Paula Bren The Barbizon Recensie boek over het beroemde hotel

Paula Bren The Barbizon Recensie boek over het beroemde hotel

The Barbizon

The Hotel That Set Women Free

  • Schrijfster: Paula Bren (Verenigde Staten)
  • Soort boek: geschiedenisboek
  • Taal: Engels
  • Uitgever: Simon & Schuster
  • Verschijnt: 2 maart 2021
  • Omvang: 226 pagina’s
  • Uitgave: Gebonden Boek / Ebook

Flaptekst van het boek over het Barbizon Hotel in New York

From award-winning author Paulina Bren comes the first history of New York’s most famous residential hotel—The Barbizon—and the remarkable women who lived there.

Welcome to New York’s legendary hotel for women

Liberated from home and hearth by World War I, politically enfranchised and ready to work, women arrived to take their place in the dazzling new skyscrapers of Manhattan. But they did not want to stay in uncomfortable boarding houses. They wanted what men already had—exclusive residential hotels with daily maid service, cultural programs, workout rooms, and private dining.

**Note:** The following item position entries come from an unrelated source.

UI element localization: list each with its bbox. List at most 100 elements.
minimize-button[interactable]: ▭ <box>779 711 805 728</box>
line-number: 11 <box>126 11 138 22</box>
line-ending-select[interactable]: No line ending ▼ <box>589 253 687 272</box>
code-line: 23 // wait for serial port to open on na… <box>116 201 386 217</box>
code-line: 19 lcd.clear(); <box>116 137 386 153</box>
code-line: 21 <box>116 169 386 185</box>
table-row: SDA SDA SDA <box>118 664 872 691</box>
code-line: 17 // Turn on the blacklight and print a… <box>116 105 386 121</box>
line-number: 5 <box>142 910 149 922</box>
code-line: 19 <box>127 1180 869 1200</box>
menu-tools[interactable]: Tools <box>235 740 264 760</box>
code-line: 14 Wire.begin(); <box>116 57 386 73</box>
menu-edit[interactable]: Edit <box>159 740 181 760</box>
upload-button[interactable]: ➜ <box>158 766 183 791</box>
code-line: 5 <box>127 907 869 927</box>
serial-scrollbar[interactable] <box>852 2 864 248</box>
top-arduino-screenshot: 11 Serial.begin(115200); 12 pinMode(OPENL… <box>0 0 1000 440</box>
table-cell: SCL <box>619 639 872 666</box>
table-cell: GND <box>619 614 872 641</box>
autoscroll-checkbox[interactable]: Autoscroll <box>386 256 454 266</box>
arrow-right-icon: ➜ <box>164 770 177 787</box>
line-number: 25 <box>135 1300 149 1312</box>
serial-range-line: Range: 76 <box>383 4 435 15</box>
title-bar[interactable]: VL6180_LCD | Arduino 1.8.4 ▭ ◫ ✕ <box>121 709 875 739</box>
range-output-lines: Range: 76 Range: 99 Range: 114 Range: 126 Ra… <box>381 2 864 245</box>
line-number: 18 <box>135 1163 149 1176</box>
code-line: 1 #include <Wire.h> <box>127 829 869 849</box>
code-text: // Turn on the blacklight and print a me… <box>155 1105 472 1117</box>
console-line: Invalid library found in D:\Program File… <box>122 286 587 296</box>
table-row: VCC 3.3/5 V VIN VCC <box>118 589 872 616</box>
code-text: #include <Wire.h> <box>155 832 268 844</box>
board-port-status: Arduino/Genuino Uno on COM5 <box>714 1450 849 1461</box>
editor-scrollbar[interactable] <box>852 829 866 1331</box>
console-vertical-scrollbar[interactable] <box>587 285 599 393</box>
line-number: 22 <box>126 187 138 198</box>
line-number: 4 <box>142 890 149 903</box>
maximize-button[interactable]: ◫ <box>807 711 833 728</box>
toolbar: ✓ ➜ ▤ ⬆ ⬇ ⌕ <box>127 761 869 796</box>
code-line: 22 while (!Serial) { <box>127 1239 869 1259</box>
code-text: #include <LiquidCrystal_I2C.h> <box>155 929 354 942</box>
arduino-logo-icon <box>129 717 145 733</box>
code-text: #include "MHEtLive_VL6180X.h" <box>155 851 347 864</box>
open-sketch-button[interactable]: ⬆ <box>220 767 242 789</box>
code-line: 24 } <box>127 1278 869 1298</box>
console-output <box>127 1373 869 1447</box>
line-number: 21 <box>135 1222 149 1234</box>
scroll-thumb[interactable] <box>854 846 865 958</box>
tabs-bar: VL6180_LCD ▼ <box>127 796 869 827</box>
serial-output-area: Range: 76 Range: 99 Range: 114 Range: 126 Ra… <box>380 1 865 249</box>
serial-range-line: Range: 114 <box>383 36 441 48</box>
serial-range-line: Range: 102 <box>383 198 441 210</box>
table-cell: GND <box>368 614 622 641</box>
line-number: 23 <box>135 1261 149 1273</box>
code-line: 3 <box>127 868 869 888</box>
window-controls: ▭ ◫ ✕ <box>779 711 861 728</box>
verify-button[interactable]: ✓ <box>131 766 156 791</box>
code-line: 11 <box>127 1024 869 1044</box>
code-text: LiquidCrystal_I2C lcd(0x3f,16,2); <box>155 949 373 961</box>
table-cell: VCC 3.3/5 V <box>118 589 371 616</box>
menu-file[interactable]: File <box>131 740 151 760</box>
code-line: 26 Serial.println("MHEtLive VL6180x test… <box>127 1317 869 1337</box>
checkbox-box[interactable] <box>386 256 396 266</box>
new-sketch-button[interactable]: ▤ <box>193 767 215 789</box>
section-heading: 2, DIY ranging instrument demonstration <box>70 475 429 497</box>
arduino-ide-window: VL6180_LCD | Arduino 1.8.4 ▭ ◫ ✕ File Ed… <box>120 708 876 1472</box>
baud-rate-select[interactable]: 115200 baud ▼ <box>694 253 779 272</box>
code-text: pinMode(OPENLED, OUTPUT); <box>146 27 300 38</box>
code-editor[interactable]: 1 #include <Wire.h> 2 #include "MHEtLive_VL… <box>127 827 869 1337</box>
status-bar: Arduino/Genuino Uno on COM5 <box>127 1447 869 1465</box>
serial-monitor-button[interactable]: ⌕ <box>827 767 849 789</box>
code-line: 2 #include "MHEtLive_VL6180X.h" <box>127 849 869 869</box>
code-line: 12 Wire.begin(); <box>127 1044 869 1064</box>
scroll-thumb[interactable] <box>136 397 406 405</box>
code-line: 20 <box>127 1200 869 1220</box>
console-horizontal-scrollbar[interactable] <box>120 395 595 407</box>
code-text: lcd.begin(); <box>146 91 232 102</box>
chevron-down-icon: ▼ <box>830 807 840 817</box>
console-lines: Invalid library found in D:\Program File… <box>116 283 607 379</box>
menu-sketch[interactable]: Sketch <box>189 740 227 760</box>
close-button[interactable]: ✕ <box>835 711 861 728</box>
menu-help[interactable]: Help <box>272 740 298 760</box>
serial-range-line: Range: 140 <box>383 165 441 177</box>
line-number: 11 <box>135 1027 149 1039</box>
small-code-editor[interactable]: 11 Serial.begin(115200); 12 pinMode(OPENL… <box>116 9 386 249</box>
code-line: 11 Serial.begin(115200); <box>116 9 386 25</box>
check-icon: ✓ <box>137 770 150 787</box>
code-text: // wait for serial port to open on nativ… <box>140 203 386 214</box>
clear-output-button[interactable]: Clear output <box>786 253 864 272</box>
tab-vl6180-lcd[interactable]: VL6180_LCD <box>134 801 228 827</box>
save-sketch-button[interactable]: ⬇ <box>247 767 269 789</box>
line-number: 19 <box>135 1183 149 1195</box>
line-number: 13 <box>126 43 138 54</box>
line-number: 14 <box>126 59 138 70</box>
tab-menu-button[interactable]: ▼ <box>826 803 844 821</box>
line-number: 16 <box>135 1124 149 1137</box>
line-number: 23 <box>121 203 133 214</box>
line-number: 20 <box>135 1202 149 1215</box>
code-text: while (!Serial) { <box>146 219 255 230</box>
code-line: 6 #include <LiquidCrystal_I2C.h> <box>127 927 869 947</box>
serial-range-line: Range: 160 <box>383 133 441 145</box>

Built in 1927 at the height of the Roaring Twenties, the Barbizon Hotel was intended as a safe haven for the “Modern Woman” seeking a career in the arts. It became the place to stay for any ambitious young woman hoping for fame and fortune. Sylvia Plath fictionalized her time there in The Bell Jar, and, over the years, its almost 700 tiny rooms with matching floral curtains and bedspreads housed Titanic survivor Molly Brown; actresses Grace Kelly, Liza Minnelli, Ali MacGraw, Jaclyn Smith, Phylicia Rashad, and Cybill Shepherd; writers Joan Didion, Diane Johnson, Gael Greene, and Meg Wolitzer; and many more. Mademoiselle magazine boarded its summer interns there, as did Katharine Gibbs Secretarial School its students and the Ford Modeling Agency its young models. Before the hotel’s residents were household names, they were young women arriving at the Barbizon with a suitcase and a dream.

Not everyone who passed through the Barbizon’s doors was destined for success—for some it was a story of dashed hopes—but until 1981, when men were finally let in, the Barbizon offered its residents a room of their own and a life without family obligations or expectations. It gave women a chance to remake themselves however they pleased; it was the hotel that set them free. No place had existed like it before or has since.

Beautifully written and impeccably researched, The Barbizon weaves together a tale that has, until now, never been told. It is both a vivid portrait of the lives of these young women who came to New York looking for something more, and an epic history of women’s ambition.